The Abu Dhabi resident works remotely as a project manager in finance and uses them for work, to plan his trips and occasionally to chat when he feels lonely. He works odd hours for clients based in the US and has almost no social life.“There were a couple of times when I felt like I wasn't in a good place and I felt like I needed a friend,” he says.“So I started having random conversations with ChatGPT, asking how I could improve my social life.” But the suggestions didn't help, he says, because of work and other scheduling issues.“And at that time, I felt like it was a little artificial and kept telling me what I needed to hear. And I am someone who likes to hear the harsh reality. But I have noticed that the new models are a lot more natural.”

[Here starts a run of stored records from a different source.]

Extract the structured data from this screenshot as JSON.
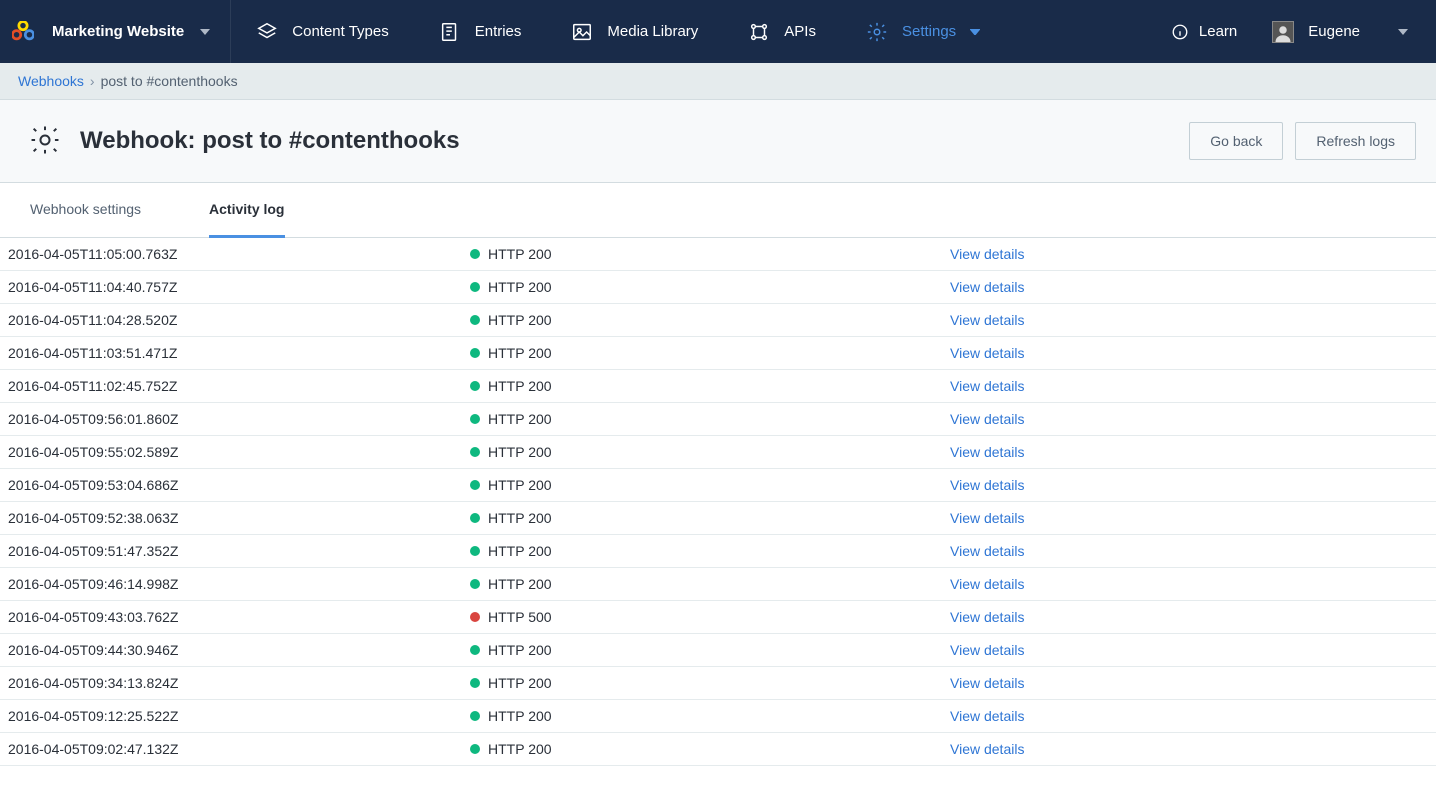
{
  "topbar": {
    "space_name": "Marketing Website",
    "nav": [
      {
        "label": "Content Types"
      },
      {
        "label": "Entries"
      },
      {
        "label": "Media Library"
      },
      {
        "label": "APIs"
      },
      {
        "label": "Settings",
        "active": true,
        "dropdown": true
      }
    ],
    "learn_label": "Learn",
    "user_name": "Eugene"
  },
  "breadcrumb": {
    "root": "Webhooks",
    "current": "post to #contenthooks"
  },
  "page": {
    "title": "Webhook: post to #contenthooks",
    "go_back": "Go back",
    "refresh": "Refresh logs"
  },
  "tabs": [
    {
      "label": "Webhook settings",
      "active": false
    },
    {
      "label": "Activity log",
      "active": true
    }
  ],
  "view_details_label": "View details",
  "logs": [
    {
      "ts": "2016-04-05T11:05:00.763Z",
      "status": "HTTP 200",
      "ok": true
    },
    {
      "ts": "2016-04-05T11:04:40.757Z",
      "status": "HTTP 200",
      "ok": true
    },
    {
      "ts": "2016-04-05T11:04:28.520Z",
      "status": "HTTP 200",
      "ok": true
    },
    {
      "ts": "2016-04-05T11:03:51.471Z",
      "status": "HTTP 200",
      "ok": true
    },
    {
      "ts": "2016-04-05T11:02:45.752Z",
      "status": "HTTP 200",
      "ok": true
    },
    {
      "ts": "2016-04-05T09:56:01.860Z",
      "status": "HTTP 200",
      "ok": true
    },
    {
      "ts": "2016-04-05T09:55:02.589Z",
      "status": "HTTP 200",
      "ok": true
    },
    {
      "ts": "2016-04-05T09:53:04.686Z",
      "status": "HTTP 200",
      "ok": true
    },
    {
      "ts": "2016-04-05T09:52:38.063Z",
      "status": "HTTP 200",
      "ok": true
    },
    {
      "ts": "2016-04-05T09:51:47.352Z",
      "status": "HTTP 200",
      "ok": true
    },
    {
      "ts": "2016-04-05T09:46:14.998Z",
      "status": "HTTP 200",
      "ok": true
    },
    {
      "ts": "2016-04-05T09:43:03.762Z",
      "status": "HTTP 500",
      "ok": false
    },
    {
      "ts": "2016-04-05T09:44:30.946Z",
      "status": "HTTP 200",
      "ok": true
    },
    {
      "ts": "2016-04-05T09:34:13.824Z",
      "status": "HTTP 200",
      "ok": true
    },
    {
      "ts": "2016-04-05T09:12:25.522Z",
      "status": "HTTP 200",
      "ok": true
    },
    {
      "ts": "2016-04-05T09:02:47.132Z",
      "status": "HTTP 200",
      "ok": true
    }
  ]
}
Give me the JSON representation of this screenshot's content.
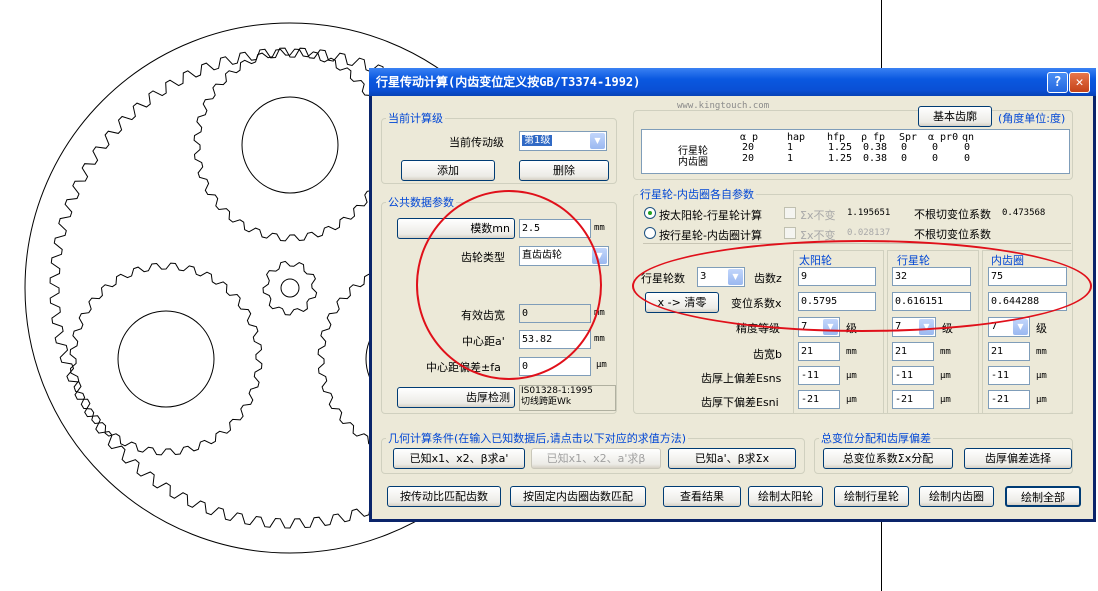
{
  "window": {
    "title": "行星传动计算(内齿变位定义按GB/T3374-1992)",
    "help_label": "?",
    "close_label": "✕",
    "watermark": "www.kingtouch.com"
  },
  "current_stage": {
    "legend": "当前计算级",
    "label": "当前传动级",
    "value": "第1级",
    "add_label": "添加",
    "delete_label": "删除"
  },
  "common": {
    "legend": "公共数据参数",
    "module_button": "模数mn",
    "module_value": "2.5",
    "module_unit": "mm",
    "gear_type_label": "齿轮类型",
    "gear_type_value": "直齿齿轮",
    "face_width_label": "有效齿宽",
    "face_width_value": "0",
    "face_width_unit": "mm",
    "center_distance_label": "中心距a'",
    "center_distance_value": "53.82",
    "center_distance_unit": "mm",
    "center_dev_label": "中心距偏差±fa",
    "center_dev_value": "0",
    "center_dev_unit": "μm",
    "thickness_check_button": "齿厚检测",
    "standard_line1": "IS01328-1:1995",
    "standard_line2": "切线跨距Wk"
  },
  "basic_rack": {
    "button": "基本齿廓",
    "note": "(角度单位:度)",
    "headers": [
      "α p",
      "hap",
      "hfp",
      "ρ fp",
      "Spr",
      "α pr0",
      "qn"
    ],
    "rows": [
      {
        "name": "行星轮",
        "values": [
          "20",
          "1",
          "1.25",
          "0.38",
          "0",
          "0",
          "0"
        ]
      },
      {
        "name": "内齿圈",
        "values": [
          "20",
          "1",
          "1.25",
          "0.38",
          "0",
          "0",
          "0"
        ]
      }
    ]
  },
  "params": {
    "legend": "行星轮-内齿圈各自参数",
    "radio1": "按太阳轮-行星轮计算",
    "radio2": "按行星轮-内齿圈计算",
    "sum_label": "Σx不变",
    "sum_value1": "1.195651",
    "undercut1_label": "不根切变位系数",
    "undercut1_value": "0.473568",
    "sum_value2": "0.028137",
    "undercut2_label": "不根切变位系数",
    "col_sun": "太阳轮",
    "col_planet": "行星轮",
    "col_ring": "内齿圈",
    "planet_count_label": "行星轮数",
    "planet_count_value": "3",
    "teeth_label": "齿数z",
    "teeth": [
      "9",
      "32",
      "75"
    ],
    "clear_button": "x -> 清零",
    "shift_label": "变位系数x",
    "shift": [
      "0.5795",
      "0.616151",
      "0.644288"
    ],
    "accuracy_label": "精度等级",
    "accuracy": [
      "7",
      "7",
      "7"
    ],
    "grade_unit": "级",
    "width_label": "齿宽b",
    "width": [
      "21",
      "21",
      "21"
    ],
    "width_unit": "mm",
    "upper_dev_label": "齿厚上偏差Esns",
    "upper_dev": [
      "-11",
      "-11",
      "-11"
    ],
    "lower_dev_label": "齿厚下偏差Esni",
    "lower_dev": [
      "-21",
      "-21",
      "-21"
    ],
    "dev_unit": "μm"
  },
  "geometry": {
    "legend": "几何计算条件(在输入已知数据后,请点击以下对应的求值方法)",
    "btn1": "已知x1、x2、β求a'",
    "btn2": "已知x1、x2、a'求β",
    "btn3": "已知a'、β求Σx"
  },
  "total_shift": {
    "legend": "总变位分配和齿厚偏差",
    "btn1": "总变位系数Σx分配",
    "btn2": "齿厚偏差选择"
  },
  "bottom": {
    "btn1": "按传动比匹配齿数",
    "btn2": "按固定内齿圈齿数匹配",
    "btn3": "查看结果",
    "btn4": "绘制太阳轮",
    "btn5": "绘制行星轮",
    "btn6": "绘制内齿圈",
    "btn7": "绘制全部"
  },
  "colors": {
    "title_blue": "#0a4fd4",
    "dialog_bg": "#ece9d8",
    "legend_blue": "#0046d5",
    "annotation_red": "#e0101a"
  }
}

Rahul is in late 20s - perhaps old enough to use AI wisely. But chatbots' tendency to agree with users have had a devastating impact on people. Experts have flagged concerns like 'AI-related psychosis' among certain users who are trapped in a delusional state of mind. There are also serious concerns about how young children and teenagers use AI chatbots for emotional support, without adequate adult supervision. Last year, the parents of a 16-year-old in the US sued OpenAI, claiming that his interactions with ChatGPT led to his death by suicide.
Dr Valentina Faia, medical director and specialist psychiatrist at BPS Clinic, points out, “Teenagers are resorting to AI for companionship - and this is a wider phenomenon."
Faia is actually enthusiastic about adopting and implementing new technology to make therapy and mental health care accessible to everyone, especially the less privileged sections of the society. She prefers to remain open-minded when her patients tell her about their interactions with AI chatbots.“I'll take my computer, sit down next to them and see the interaction. My patients are curious about the technology, but they understand that it lacks authenticity and the complexity of human interaction. But I have to say, some of its responses were quite interesting and very accurate.”
After the lawsuit, OpenAI put tighter guardrails in place - but this can, too, backfire, Faia points out. She expands on this point by describing a scenario that could well be the lived reality of several teenagers across the world - where a vulnerable child has spent months sharing his innermost secrets and personal struggles with an AI chatbot.“Now imagine when the child talks about suicide, AI blocks the conversation suddenly saying, 'Stop, I can't interact with you anymore. You need to seek professional help'. This is unethical, detrimental to the user as it can make the child feel more rejected and isolated, and is something that therapists would never do,” she points out.“A therapist would show empathy in a healthy way and help the patient.”
In the field of mental health care, AI is good at performing administrative tasks like writing session notes and training new therapists by having sessions with 'AI patients' before meeting their first human patient.“Here, AI is phenomenal because we'll come up with the right topics and we can assess how the clinician in training is responding,” she says.
“So right now,” she continues,“I don't think we have the ethical foundation to use AI for therapeutic purposes. But I'm quite confident that we will get there.”